Thursday, October 30, 2014

Assigning to a variable from a pipe in Z Shell

Unfortunately or sadly, this could not be done by me for my use case in Bash. I'm looking for a good solution in Bash too. Just to note here. To read from the pipe you just have to use the Read command. It only works this way in Zsh so far.
blkid $dev | sed -n 's/.*UUID=\"\([^\"]*\)\".*/\1/p' | read var;
Now you can easily use that $var in that scope like
echo $var

Z Shell, the fancy in Linux terminal

Z Shell is probably now the best known Shell option for Unix users all over the globe. That too contributed by the fact that most people take the Terminal they get as full and final and never give a second thought about it's improvement. But geeks can't resist exploring and the first option they get astounds them because Z Shell, if compared to Bash, is simple a super set of it's functionality. It gives us a great Terminal which is intelligent and customizable to the point where people might ask you "Which terminal is this?".

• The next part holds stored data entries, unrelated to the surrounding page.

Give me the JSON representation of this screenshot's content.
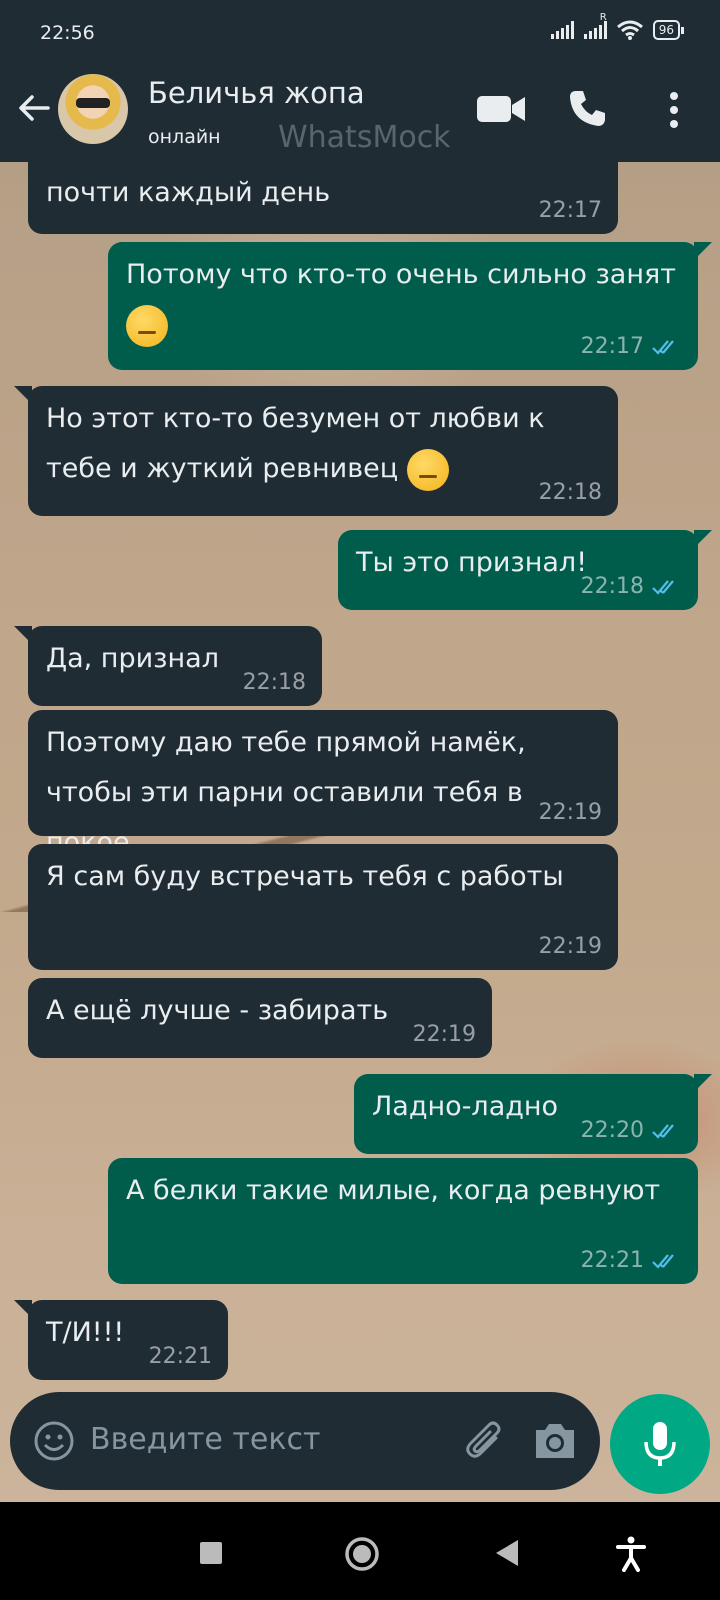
{
  "status_bar": {
    "time": "22:56",
    "signal_r": "R",
    "battery": "96"
  },
  "header": {
    "contact_name": "Беличья жопа",
    "status": "онлайн",
    "watermark": "WhatsMock"
  },
  "messages": [
    {
      "dir": "in",
      "text": "почти каждый день",
      "time": "22:17"
    },
    {
      "dir": "out",
      "text": "Потому что кто-то очень сильно занят",
      "emoji": "unamused-face-emoji",
      "time": "22:17",
      "read": true
    },
    {
      "dir": "in",
      "text": "Но этот кто-то безумен от любви к тебе и жуткий ревнивец",
      "emoji": "smirking-face-emoji",
      "time": "22:18"
    },
    {
      "dir": "out",
      "text": "Ты это признал!",
      "time": "22:18",
      "read": true
    },
    {
      "dir": "in",
      "text": "Да, признал",
      "time": "22:18"
    },
    {
      "dir": "in",
      "text": "Поэтому даю тебе прямой намёк, чтобы эти парни оставили тебя в покое",
      "time": "22:19"
    },
    {
      "dir": "in",
      "text": "Я сам буду встречать тебя с работы",
      "time": "22:19"
    },
    {
      "dir": "in",
      "text": "А ещё лучше - забирать",
      "time": "22:19"
    },
    {
      "dir": "out",
      "text": "Ладно-ладно",
      "time": "22:20",
      "read": true
    },
    {
      "dir": "out",
      "text": "А белки такие милые, когда ревнуют",
      "time": "22:21",
      "read": true
    },
    {
      "dir": "in",
      "text": "Т/И!!!",
      "time": "22:21"
    }
  ],
  "composer": {
    "placeholder": "Введите текст"
  },
  "colors": {
    "header_bg": "#1f2c34",
    "incoming_bubble": "#202c33",
    "outgoing_bubble": "#005c4b",
    "read_ticks": "#53bdeb",
    "mic_button": "#00a884"
  }
}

Installation: This is fairly simple. Just a quick apt-get
sudo apt-get install zsh
Configuration: After you have installed Z Shell, the very first thing you have to do launch is type in your terminal
The first you do this, you will get some configuration manual that is navigated using numbers. The procedures are very self explanatory. It helps you configure various Options such as
  • How far back in time do you want to remember commands
  • If you want the shell to search history using partially entered commands (It's neat and powerful)
  • Should all of your terminals be in sync while running
The whole configuration is saved into the file at '/home//.zshrc'.
After you have configured the shell, you can make it your default shell using the command
chsh  -s /bin/zsh

Configuration repositories: Some great configurations for Zsh have come up with full modular support and themes that will make your experience with Z a breeze. These are the most popular to repositories. There are some others that maintain Z shell configurations around the net.
Using these pre-built configurations is very easy. Such as, configuring with Prezto. You need to type in the following after launching Z Shell. The commands will create Z Shell configurations in your home directory.
git clone --recursive "${ZDOTDIR:-$HOME}/.zprezto"
for rcfile in "${ZDOTDIR:-$HOME}"/.zprezto/runcoms/^; do
  ln -s "$rcfile" "${ZDOTDIR:-$HOME}/.${rcfile:t}"
This will simple clone the repository into your home folder and then, link the configurations in place of your current configurations.

Sunday, October 26, 2014

NodeJS permission issues troubleshooting path

It was such a terrifying experience to have node and especially yeoman not work because of weird permission issues. I fixed the issues finally and kind of think there's pattern to it. This is not a full and final cookbook type of thingy but you might wanna check this method out in case you are stuck with the same issues. First of all
1. If the problem is not in your project directory then it must me in your ~/.config and ~/.npm directories. As you may have seen many newbies of node opt to the sudo method of installing things. But this causes problem regarding permission when yeoman comes in as some of the commands need access to areas where root is not permitted and if you do not use sudo before yo, you get errors about some of the errors where you need root. This mess up is simply caused by sometimes using sudo and sometimes not. Which you have to do because you do not own the ~/.npm directory. Just own it using
sudo chown -R `whoami` ~/.npm
2. If the problem still persists, check your project directories node_modules directory if it has any subdirectory or file deep inside where access is needed it has root privileges required. So you can use the same owning method there too
sudo chown -R `whoami` ~/.npm
3. Always try to install non globally. This will save you a lot of trouble.

Credits: Stackoverflow [ ]

Saturday, October 25, 2014

When 'chsh' simple does not work

I got into this problem lately in a Live environment of the new Ubuntu MATE release where no matter how many times I change the password using 'sudo passwd' it simply does not effect 'chsh'. So, when I type in
chsh -s /usr/bin/zsh
It asks for the password. And when I type the password in, it does not work. It simply says "PAM: Authentication Failure". Ok, so go for Googling. Later, I found out that all user 'home' and 'shell' infos are stored in a file located by '/etc/passwd'. Now you need root to do this. So how do you get root? For a Live system, that's simple. just type in
sudo -i
It should give you the '#' prompt so you're root now. Now just open the file using your favorite editor like
nano /etc/passwd
Then find your user name and change the string right after the last ':' on that line. Done. Reboot and go. For now, I seriously don't know why 'chsh' didn't work. :( anybody have any clues?